Foi então que Bolsonaro correu por fora e tomou a dianteira, com um truque verbal simples: transformou o tema da corrupção em um discurso moral sobre a degeneração dos políticos. A corrupção virou um tema de fundo, usado basicamente para alimentar o antipetismo de que ele precisa para mobilizar e motivar a militância digital, mas o centro da história era, agora, o discurso da autenticidade: Bolsonaro não é um político como os outros; Bolsonaro é grosso, tosco, sujo, feio e malvado, mas é verdadeiro e tem coragem.

Em 2016 e 2017, portanto, temos duas narrativas e dois atores para dois diferentes papeis: Temer com a preocupação em deixar um legado de homem da austeridade e do ajuste do Estado, doa a quem doer; Bolsonaro como o único político autêntico desta nação cujo sistema e instituições da política afundavam na lama. Nenhum dos atores era capaz de fazer o papel do outro: Michel Miguel era visto como um político corrupto, de forma que não se lhe concedia autoridade moral para falar contra o sistema ou a favor de medidas contra a corrupção; Bolsonaro, o bronco, não tinha o “physique du rôle”, a aparência para o papel, como se diz no teatro, para o papel de alguém que entendesse patavina de política econômica. Ambos serviam apenas para um papel e eram tolerados por aqueles que achavam que este papel resolvia a sua preocupação principal.

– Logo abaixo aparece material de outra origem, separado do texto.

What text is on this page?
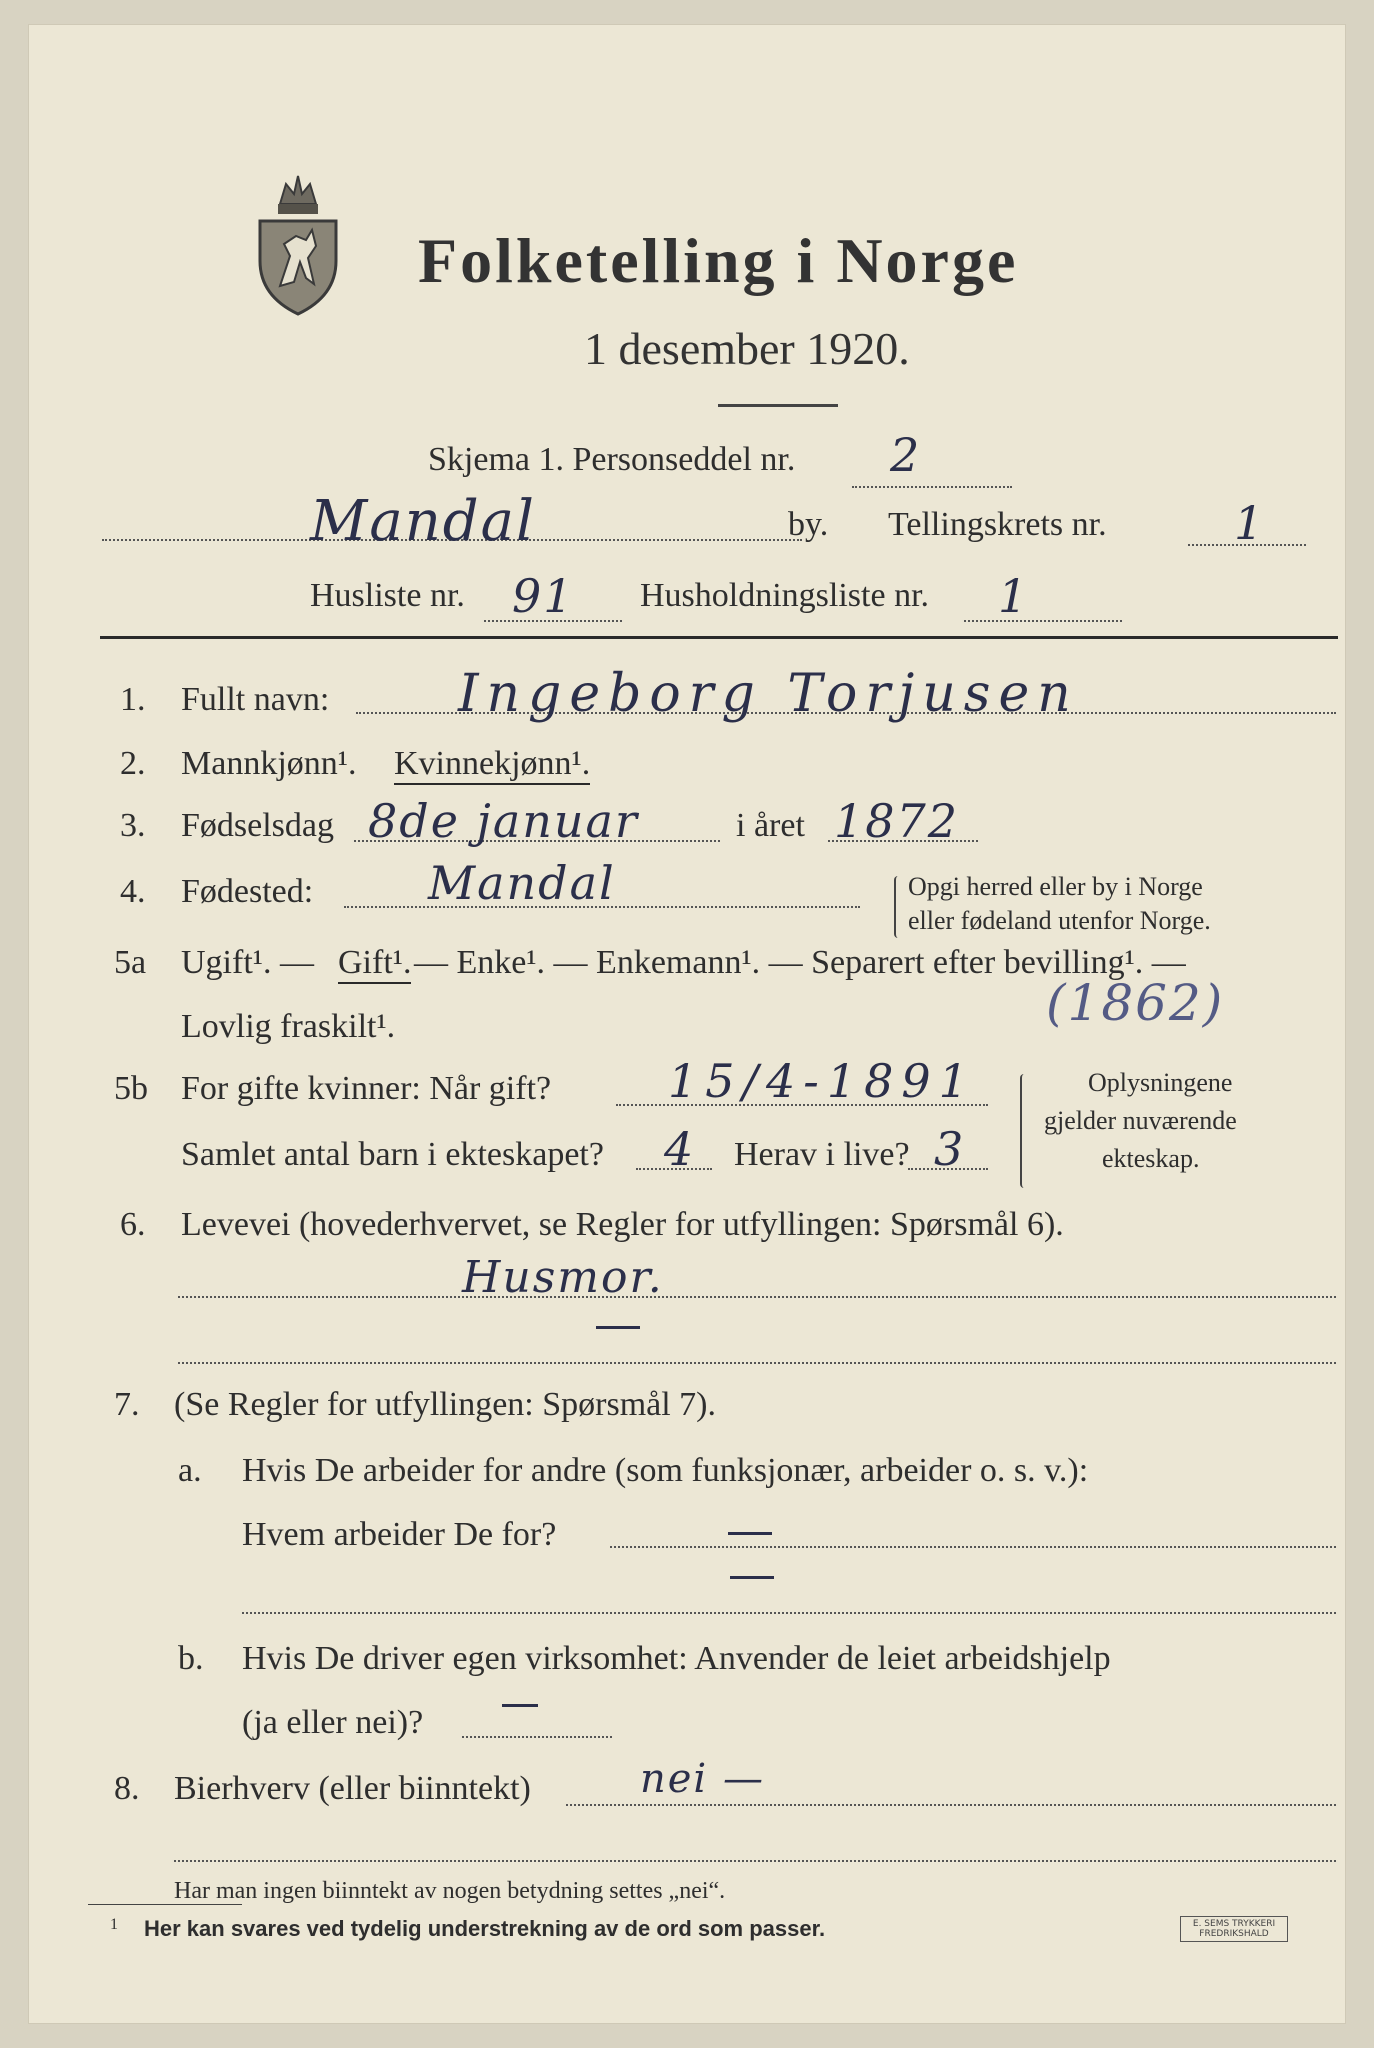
Folketelling i Norge
1 desember 1920.
Skjema 1. Personseddel nr. 2
Mandal	by. Tellingskrets nr.	1
Husliste nr. 91 Husholdningsliste nr. 1
1. Fullt navn: Ingeborg Torjusen
2. Mannkjønn¹. Kvinnekjønn¹.
3. Fødselsdag 8de januar	i året 1872
4. Fødested: Mandal	Opgi herred eller by i Norge
eller fødeland utenfor Norge.
5a Ugift¹. — Gift¹. — Enke¹. — Enkemann¹. — Separert efter bevilling¹. —
Lovlig fraskilt¹.	(1862)
5b For gifte kvinner: Når gift?	15/4-1891
Samlet antal barn i ekteskapet? 4 Herav i live? 3
Oplysningene
gjelder nuværende
ekteskap.
6. Levevei (hovederhvervet, se Regler for utfyllingen: Spørsmål 6).
Husmor.
7. (Se Regler for utfyllingen: Spørsmål 7).
a. Hvis De arbeider for andre (som funksjonær, arbeider o. s. v.):
Hvem arbeider De for?
b. Hvis De driver egen virksomhet: Anvender de leiet arbeidshjelp
(ja eller nei)?
8. Bierhverv (eller biinntekt)	nei —
Har man ingen biinntekt av nogen betydning settes „nei“.
1 Her kan svares ved tydelig understrekning av de ord som passer.	E. SEMS TRYKKERI
FREDRIKSHALD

Mas Bolsonaro pelo menos se dava bem em um terceiro tema: o crime. Como me disse uma fonte esta semana: “Não é questão de ser contra ou a favor do Bolsonaro. O fato é que ele é o único que faz campanha para a redução da maioridade penal, fim da progressão penal, penas maiores para estupradores, é a favor do porte de armas, etc. Ninguém defende essas coisas dentro do Congresso”. “Ninguém” é um exagero, mas a solução casca grossa para o tema do crime (que é a representação preferida dos brasileiros) é o tema para o qual Bolsonaro tem resposta, discurso, imaginário e vocabulário. É onde se sente em casa e é o papel para o qual ele tem a aparência necessária.

Em 2017, como disse, as denúncias de Janot e do jornalismo sobre os costumes não republicanos da nova cúpula do governo destroçaram a credibilidade de Temer para o tema da corrupção. Além, disso, as narrativas da crise econômica e da corrupção perderam força, por conta da exaustão, talvez. Mas principalmente porque não foram apresentadas, pelos atores em cena, as respostas no volume e na intensidade necessárias para que se fizessem sentir os efeitos imediatos sobre a vida das pessoas. Por fim, as condições políticas não pareciam favorecer o impopular discurso da austeridade às vésperas das eleições de 2018. Temer ficou impossibilitado de manter-se na órbita da resposta à crise, mas também, naturalmente, não desejava encerrar precocemente, no início deste ano, o governo que lhe caiu ao colo pelo impeachment. “As reformas de que o Brasil precisa” eram o que mantinham em movimento a bicicleta em que o governo se equilibrava e era tolerado; sem elas, Temer não faria sentido. É assim que ele precisou exorbitar e avançar sobre o território temático e de representações do bolsonarismo. Ao que estamos assistindo nesses dias, é, justamente, dois atores disputando o mesmo personagem.

Se Bolsonaro tem uma posição consolidada sobre a solução casca grossa para o problema do crime urbano, Temer tem a caneta presidência e o conhecimento das brechas e de interpretações maneiras da Constituição para satisfazer os seus interesses. Temer é “constitucionalista”, isto é, um exímio conhecedor de atalhos constitucionais para driblar obstáculos legais. Bolsonaro pode ser militar, mas Temer será o cara que levou as Forças Armadas (o que significa, no imaginário popular, supremacia em armas e homens, capacidade de revidar à violência do crime) para a favela e para enfrentar, a tiros, o tráfico. O capitão pode ser o cara que defende porte de armas e castração química de estupradores, mas Michel Miguel foi quem, cansado de um mero Ministério da Defesa, criou um Ministério do Ataque, para “enfrentar a bandidagem”. Bolsonaro quer armar “homens de bem”, mas foi Temer quem criou o Ministério da Bala, tudo de que o Brasil precisava, segundo a solução simplória mais difundida no país, para acabar com os problemas de Segurança Pública.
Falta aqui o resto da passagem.